それをあろうことかたったの四年で使い切り、挙句ギャンブルで数百万もの借金をこさえたのだから怒りを通り越して笑えてくる。
「うん、猪武くんの気持ちはよくわかる。だから早期に自立させられるように、訪問時に生活状況をきちんと聞き取って指導していくことが大事だよ」
日和の声は蕩けるように脳によく染み込んだ。耳当たりの良い言葉の数々も、彼女が話せば悪魔の囁きのようにそれが正しいとすら感じてくる。
「だから……それじゃ意味ないじゃないですか! 百歩譲って保護が開始されたとして、何のペナルティもないのがおかしいんですよ。保護費は誰のお金から支払われてると思ってるんです? 市民が必死で働いた税金でしょう!」
がらんとした事務所内に猪武の怒声が虚しく響いた。お盆の今時期は窓口に来庁するものもほとんどおらず、事務所への電話もまばらだった。
「まあまあ猪武クン、一旦落ち着こうよぉ。そんなんじゃ※※※※※に見つけてもらえないよ~」
「ふざけないで下さいっ」
前髪から頭頂部にかけて綺麗に禿げ上がった頭に、初老を迎え少し下がり気味の顔の肉。今どき珍しい蔓付きの銀縁眼鏡をずり下げた鳥狛礼司SV《スーパーバイザー》の場にそぐわないニヤけ顔は、いつも猪武を心の底から不快にさせた。いまだかつて他人にそんな感情を抱いたことのない猪武には、自分が鳥狛SVのどこに生理的嫌悪感を覚えているのか分からないでいた。
「彼だって別に極悪人って訳でもないんだからさ、そんな親の仇みたいに言わないであげてよ」
「使い逃げする奴が許せないだけです。そんなことが横行したら、誰も働かなくなりますよ」
両親が死んでからの阿戸野は正にやりたい放題で、仕事もせずに毎日開店と同時にパチンコ屋に入り浸り、夜は高級なキャバクラで豪遊三昧。そんな自堕落な生活を続けたらどうなるかなんて目に見えているというのに。

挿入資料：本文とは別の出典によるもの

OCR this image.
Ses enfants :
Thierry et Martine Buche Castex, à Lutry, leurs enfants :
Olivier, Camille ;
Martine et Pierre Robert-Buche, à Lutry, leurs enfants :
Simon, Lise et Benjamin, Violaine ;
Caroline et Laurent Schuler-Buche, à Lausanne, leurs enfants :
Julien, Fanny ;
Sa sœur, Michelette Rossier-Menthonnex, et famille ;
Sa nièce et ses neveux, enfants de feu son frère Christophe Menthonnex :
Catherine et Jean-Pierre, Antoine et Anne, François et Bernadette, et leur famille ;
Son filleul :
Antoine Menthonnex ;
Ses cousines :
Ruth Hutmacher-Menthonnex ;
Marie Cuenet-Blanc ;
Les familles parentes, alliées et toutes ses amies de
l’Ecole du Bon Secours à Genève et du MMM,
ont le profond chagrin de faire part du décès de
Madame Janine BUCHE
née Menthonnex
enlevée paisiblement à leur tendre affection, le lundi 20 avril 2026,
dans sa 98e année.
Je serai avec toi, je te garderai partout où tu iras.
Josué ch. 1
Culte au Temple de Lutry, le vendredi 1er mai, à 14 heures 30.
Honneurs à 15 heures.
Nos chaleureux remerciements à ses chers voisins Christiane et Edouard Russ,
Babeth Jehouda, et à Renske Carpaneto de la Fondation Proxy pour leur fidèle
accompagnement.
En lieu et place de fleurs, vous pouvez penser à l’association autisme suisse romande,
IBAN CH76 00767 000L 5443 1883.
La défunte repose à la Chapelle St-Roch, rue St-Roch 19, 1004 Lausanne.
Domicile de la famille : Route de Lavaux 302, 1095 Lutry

——だからぁ、俺、金に困ってんの。わかる? 助けてぇケースワーカーさぁん。
その生活歴を、阿戸野は悪びれもせず滔々と、こちらを煽るように下卑た笑みを浮かべながら語って見せた。その終始こちらを小馬鹿にした態度は、世の中を——人生そのものを舐め腐っているとしか思えなかった。
「うん、許せないよね。私もそう思う。でも、だからって強行手段にでちゃうとこっちも同じレベルになっちゃうよ」
日和のことは先輩として尊敬しているし、国の制度の問題であることもわかっている。わかってはいても、猪武にはどうしても納得できなかった。
「適応するのか、抗うのか。……どっちかだろ」
向かいの座席で溶岩のようにべったりと机に突っ伏した
保護課四年目で役所は通算九年目の中堅どころでありながら、見ての通りとんでもない不真面目な勤務態度の持ち主だ。派手な銀髪で言葉遣いも荒く、服装はよくわからない文字の書かれたTシャツばかり。はっきり言って民間企業なら即クビだろうが、役所では懲戒処分のハードルが異様に高く、この程度で辞めさせることなんてできやしない。
「抗うに決まってますよ。“仕方ない”で流されるのはごめんです」
「やりすぎて墓穴掘るなよ。後々面倒だからな」
「そんな甘い考えだからケースから舐められるんじゃないんですか?」
「……」
井道さんはすでに机に身を沈めてとけて皮肉をこめても暖簾に腕押しで、必要最低限しか話さない。この男の態度にケースからクレームが来ないことが不思議だった。
「でもねぇ、郷に入っては郷に従えって言うじゃない」
「鳥狛S V、それじゃあ筋が通りませんって」
猪武は洞家から引き継いだ足泊地区を担当している。これと言って問題になるケースはおらず、比較的新人が持ちやすい地区らしい。強いて言えば、地下に人が住んでるとか言って時折騒ぐケースがいるくらいだ。今のところいわゆる“不正受給”の影も見られない。
そんな楽園のような地区に紛れ込んだ異物を、周りにどれだけ言われようが猪武が黙って見逃すはずがなかった。